The strategy, developed by Federica Mogherini, High Representative of the Union for Foreign Affairs and Security Policy, does precisely what it should: It provides a coherent guiding vision and a flexible framework for adopting concrete policies. It strikes the ideal balance between realism and ambition, recognising the EU’s limitations and pinpointing the improvements that are needed.
The strategy’s grounded perspective is apparent from the first sentence: “We need a stronger Europe.” This signals a major shift from the previous, outdated strategy, issued in 2003, whose much-maligned opening sentence declared, “Europe has never been so prosperous, so secure, nor so free.”
Specifically, the strategy emphasises the importance of the EU’s enduring soft power, in which prospective enlargement plays an important role, while acknowledging that soft power alone is not enough to ensure security. Moreover, it implicitly establishes the right sequence for the development of the EU’s approach to the world, by offering a far more specific vision for addressing regional challenges than it does for global challenges. The message is clear: The EU needs to get its act together within its neighbourhood before it can grasp a broader role.
All of this is well and good, but it will amount to nothing if EU leaders do not “join up,” as Mogherini puts it, to ensure that the strategy fulfils its potential. And, so far, the outlook does not look particularly promising.
Brexit, which has thrown global markets into turmoil and raised serious questions about the Union’s future, has eclipsed the release of the security strategy, which barely got a mention in the conclusions of the latest European Council summit. Making matters worse, instead of inspiring much-needed soul-searching among EU leaders, the British referendum seems to have spurred many to allow national political interests, not to mention personal ambitions, to guide their thinking.
This self-serving impulse was on display in European Parliament President Martin Schulz’s fiery comments calling for the UK to invoke Article 50 (the withdrawal procedure) immediately — a move surely intended as a shot across the bow of his political rival, German Chancellor Angela Merkel, who had called for deliberation and time. It can also be seen in French President Francois Hollande’s tough posturing, which seems motivated by the expectation of a battle with the far-right National Front’s Marine Le Pen in next year’s presidential election. And it is abundantly clear in the struggle between the European Council and the European Commission for control over the forthcoming Brexit negotiations, in which the Council is concerned primarily about upholding the autonomy of the member states.
This is precisely the kind of short-sightedness that has long undermined the EU’s image in the world and, by reinforcing the impression of fecklessness and ineptitude, in the member states as well. If it continues, Brexit could, as the doomsayers warn, be the EU’s downfall. If, instead, EU leaders rise to the challenge that Brexit poses and come together to realise the vision set out in the new global strategy, the EU could emerge from this tumultuous period stronger than ever.
In uncertain times, Europe must decide how it will address the existential challenges it faces. The sensible way forward is to minimise weaknesses by maximising collective strengths. The alternative — for each country to go its own way, as the British have chosen to do — would be reckless. But the most dangerous approach — the one that would bring the most strife and insecurity — would be to continue pretending to be united, while acting independently.
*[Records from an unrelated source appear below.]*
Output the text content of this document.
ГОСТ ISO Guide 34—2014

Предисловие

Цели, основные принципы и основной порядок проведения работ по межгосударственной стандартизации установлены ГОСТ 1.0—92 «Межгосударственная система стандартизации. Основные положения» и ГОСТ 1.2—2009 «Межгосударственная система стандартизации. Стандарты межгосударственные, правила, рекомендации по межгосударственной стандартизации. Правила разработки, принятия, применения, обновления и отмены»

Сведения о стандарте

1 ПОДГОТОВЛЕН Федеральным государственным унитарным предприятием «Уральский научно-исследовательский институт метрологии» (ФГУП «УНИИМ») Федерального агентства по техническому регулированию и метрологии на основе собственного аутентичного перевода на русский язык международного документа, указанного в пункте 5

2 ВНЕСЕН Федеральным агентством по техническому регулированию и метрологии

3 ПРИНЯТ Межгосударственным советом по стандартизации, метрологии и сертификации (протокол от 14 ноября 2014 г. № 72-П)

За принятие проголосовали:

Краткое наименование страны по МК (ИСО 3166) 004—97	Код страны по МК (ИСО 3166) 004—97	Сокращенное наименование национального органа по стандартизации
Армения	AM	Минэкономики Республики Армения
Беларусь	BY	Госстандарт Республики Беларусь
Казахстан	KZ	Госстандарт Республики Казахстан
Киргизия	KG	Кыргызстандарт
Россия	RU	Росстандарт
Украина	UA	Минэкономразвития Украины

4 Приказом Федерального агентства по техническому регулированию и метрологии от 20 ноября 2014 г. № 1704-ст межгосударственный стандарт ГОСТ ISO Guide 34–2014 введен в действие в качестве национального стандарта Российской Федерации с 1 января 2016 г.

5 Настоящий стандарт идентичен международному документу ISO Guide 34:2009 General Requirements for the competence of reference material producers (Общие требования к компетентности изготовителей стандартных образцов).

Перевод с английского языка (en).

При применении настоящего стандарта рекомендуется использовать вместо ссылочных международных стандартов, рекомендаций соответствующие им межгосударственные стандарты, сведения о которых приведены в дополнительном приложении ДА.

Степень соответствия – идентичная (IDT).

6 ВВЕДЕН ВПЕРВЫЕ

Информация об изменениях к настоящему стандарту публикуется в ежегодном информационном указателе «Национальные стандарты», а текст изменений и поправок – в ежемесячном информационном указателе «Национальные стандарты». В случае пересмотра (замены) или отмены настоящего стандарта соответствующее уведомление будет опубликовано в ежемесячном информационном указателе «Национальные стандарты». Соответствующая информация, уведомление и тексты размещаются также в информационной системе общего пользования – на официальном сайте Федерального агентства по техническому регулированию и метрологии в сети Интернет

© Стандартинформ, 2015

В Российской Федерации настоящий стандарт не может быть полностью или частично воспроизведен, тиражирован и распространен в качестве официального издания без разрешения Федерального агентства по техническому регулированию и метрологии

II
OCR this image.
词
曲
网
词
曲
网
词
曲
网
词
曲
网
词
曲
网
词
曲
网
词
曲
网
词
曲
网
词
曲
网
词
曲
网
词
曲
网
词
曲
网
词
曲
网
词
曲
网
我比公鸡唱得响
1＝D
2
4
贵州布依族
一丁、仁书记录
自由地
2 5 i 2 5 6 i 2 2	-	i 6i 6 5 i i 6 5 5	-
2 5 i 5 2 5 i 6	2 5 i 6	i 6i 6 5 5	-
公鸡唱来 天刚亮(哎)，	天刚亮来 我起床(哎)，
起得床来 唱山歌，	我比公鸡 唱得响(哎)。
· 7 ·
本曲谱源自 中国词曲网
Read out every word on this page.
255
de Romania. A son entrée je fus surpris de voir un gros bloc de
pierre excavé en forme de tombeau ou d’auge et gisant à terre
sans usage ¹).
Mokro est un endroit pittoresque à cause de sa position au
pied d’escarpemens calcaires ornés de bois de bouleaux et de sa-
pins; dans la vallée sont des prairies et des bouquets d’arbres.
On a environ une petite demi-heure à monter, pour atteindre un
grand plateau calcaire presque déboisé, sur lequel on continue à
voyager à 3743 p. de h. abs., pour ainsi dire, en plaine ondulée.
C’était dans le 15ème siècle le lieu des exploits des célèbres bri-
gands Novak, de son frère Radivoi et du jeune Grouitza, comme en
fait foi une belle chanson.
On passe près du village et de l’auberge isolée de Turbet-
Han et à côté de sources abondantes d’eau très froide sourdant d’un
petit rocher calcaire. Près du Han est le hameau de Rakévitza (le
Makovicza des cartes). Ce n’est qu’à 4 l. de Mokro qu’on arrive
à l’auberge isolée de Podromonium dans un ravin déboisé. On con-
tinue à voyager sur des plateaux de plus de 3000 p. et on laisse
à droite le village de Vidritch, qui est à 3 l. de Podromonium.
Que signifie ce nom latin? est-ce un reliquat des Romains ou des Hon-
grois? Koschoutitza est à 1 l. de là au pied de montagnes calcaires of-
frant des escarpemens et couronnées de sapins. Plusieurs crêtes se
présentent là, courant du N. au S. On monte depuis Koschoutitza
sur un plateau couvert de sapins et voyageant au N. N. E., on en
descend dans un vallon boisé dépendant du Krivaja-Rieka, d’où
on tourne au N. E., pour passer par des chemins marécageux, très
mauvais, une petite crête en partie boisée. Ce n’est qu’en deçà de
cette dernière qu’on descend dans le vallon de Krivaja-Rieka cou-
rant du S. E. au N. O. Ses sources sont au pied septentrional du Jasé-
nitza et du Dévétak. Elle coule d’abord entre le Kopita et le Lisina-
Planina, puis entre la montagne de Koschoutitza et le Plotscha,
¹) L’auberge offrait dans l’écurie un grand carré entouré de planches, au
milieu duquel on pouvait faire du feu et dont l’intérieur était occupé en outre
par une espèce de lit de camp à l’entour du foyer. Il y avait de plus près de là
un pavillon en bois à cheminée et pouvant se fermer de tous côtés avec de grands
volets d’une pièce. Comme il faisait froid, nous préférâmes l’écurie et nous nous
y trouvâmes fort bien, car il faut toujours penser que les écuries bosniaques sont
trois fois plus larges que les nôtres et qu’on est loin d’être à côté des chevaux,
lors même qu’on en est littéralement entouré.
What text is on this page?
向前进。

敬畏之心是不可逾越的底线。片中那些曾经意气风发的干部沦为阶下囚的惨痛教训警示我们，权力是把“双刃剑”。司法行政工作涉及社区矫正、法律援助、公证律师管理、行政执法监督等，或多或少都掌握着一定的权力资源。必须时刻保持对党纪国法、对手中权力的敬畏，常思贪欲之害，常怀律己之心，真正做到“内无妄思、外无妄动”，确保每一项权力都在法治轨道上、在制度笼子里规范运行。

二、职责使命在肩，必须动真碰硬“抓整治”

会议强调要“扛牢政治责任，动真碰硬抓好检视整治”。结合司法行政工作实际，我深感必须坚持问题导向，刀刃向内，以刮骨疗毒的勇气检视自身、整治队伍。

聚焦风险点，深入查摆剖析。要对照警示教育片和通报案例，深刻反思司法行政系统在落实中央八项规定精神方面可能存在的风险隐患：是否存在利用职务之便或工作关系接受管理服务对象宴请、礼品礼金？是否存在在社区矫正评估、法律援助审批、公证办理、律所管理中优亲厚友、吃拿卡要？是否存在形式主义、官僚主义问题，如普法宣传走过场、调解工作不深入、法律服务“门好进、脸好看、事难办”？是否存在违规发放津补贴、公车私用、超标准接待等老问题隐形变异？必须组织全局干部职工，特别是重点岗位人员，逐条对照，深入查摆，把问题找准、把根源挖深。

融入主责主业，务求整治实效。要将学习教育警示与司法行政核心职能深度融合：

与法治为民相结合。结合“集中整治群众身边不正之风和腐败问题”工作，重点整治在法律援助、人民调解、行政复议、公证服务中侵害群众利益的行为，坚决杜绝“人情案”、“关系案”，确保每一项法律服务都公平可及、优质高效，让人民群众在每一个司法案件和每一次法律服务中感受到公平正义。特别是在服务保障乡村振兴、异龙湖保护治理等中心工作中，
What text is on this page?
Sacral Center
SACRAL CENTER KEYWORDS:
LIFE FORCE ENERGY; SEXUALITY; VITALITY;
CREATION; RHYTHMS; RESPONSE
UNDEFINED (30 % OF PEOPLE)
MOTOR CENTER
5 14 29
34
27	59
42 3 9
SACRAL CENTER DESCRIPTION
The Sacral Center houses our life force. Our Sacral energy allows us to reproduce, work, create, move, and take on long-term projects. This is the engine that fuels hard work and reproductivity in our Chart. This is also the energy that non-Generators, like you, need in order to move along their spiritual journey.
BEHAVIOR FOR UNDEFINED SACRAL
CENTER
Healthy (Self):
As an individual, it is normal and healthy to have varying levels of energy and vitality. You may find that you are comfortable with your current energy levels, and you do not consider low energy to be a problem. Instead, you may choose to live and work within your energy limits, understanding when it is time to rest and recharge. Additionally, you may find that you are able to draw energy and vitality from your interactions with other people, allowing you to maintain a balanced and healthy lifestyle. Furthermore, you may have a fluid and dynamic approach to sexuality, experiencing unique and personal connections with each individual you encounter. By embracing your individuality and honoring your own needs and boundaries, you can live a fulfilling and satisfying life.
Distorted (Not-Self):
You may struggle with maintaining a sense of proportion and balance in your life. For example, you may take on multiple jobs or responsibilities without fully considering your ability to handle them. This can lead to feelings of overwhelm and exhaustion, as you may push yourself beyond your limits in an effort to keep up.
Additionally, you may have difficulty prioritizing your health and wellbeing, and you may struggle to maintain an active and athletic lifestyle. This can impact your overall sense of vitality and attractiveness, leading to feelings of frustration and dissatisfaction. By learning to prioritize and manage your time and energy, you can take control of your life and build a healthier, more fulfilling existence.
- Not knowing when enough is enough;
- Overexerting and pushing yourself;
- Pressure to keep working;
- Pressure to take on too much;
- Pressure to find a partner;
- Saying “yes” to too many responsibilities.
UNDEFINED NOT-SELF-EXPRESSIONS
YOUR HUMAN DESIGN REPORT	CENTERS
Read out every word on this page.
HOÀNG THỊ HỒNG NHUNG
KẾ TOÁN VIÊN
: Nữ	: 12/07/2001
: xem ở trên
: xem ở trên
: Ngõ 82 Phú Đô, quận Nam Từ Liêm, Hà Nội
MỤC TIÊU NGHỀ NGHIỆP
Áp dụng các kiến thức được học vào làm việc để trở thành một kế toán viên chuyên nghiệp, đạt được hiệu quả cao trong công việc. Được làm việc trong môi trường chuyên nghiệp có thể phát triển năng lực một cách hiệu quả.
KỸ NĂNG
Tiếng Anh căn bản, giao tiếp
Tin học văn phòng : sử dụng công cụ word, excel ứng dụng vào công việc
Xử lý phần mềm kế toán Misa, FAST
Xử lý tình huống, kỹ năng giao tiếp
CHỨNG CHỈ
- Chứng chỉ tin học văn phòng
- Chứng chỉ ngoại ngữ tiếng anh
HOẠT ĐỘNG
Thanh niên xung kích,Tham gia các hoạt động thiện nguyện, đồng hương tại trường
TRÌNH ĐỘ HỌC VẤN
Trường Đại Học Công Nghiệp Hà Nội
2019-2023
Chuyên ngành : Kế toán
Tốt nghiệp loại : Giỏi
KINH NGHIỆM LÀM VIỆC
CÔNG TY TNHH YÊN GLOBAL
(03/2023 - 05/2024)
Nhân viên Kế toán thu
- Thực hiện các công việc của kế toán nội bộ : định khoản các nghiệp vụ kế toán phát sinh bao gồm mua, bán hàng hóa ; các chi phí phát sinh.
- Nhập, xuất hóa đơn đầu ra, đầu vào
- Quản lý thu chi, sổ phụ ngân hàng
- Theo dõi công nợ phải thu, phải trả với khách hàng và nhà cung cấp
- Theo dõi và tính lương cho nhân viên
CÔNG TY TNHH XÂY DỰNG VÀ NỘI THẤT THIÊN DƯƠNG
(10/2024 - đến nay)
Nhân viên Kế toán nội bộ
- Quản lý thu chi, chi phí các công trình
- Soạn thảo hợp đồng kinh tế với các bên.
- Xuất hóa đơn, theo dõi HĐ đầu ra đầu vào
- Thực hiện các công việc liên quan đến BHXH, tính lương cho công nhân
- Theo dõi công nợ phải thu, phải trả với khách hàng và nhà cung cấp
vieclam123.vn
Already, EU leaders have missed an important opportunity. They could have woven the process of defining Europe’s aspirations, and of drafting a security strategy that reflected them, into broader discussions of what the EU should be, including at the most recent European Council summit. They should not also miss the opportunity presented by the strategy that has been produced.
Such opportunities do not come along every day. Whether the new EU strategy symbolises the start of a new chapter for Europe or a dead letter about a defunct project will depend on whether European leaders can overcome their parochialism and commit to cooperation. The early returns are not promising.
— Project Syndicate, 2016
Ana Palacio, a former Spanish foreign minister and former senior vice-president of the World Bank, is a member of the Spanish Council of State and a visiting lecturer at Georgetown University.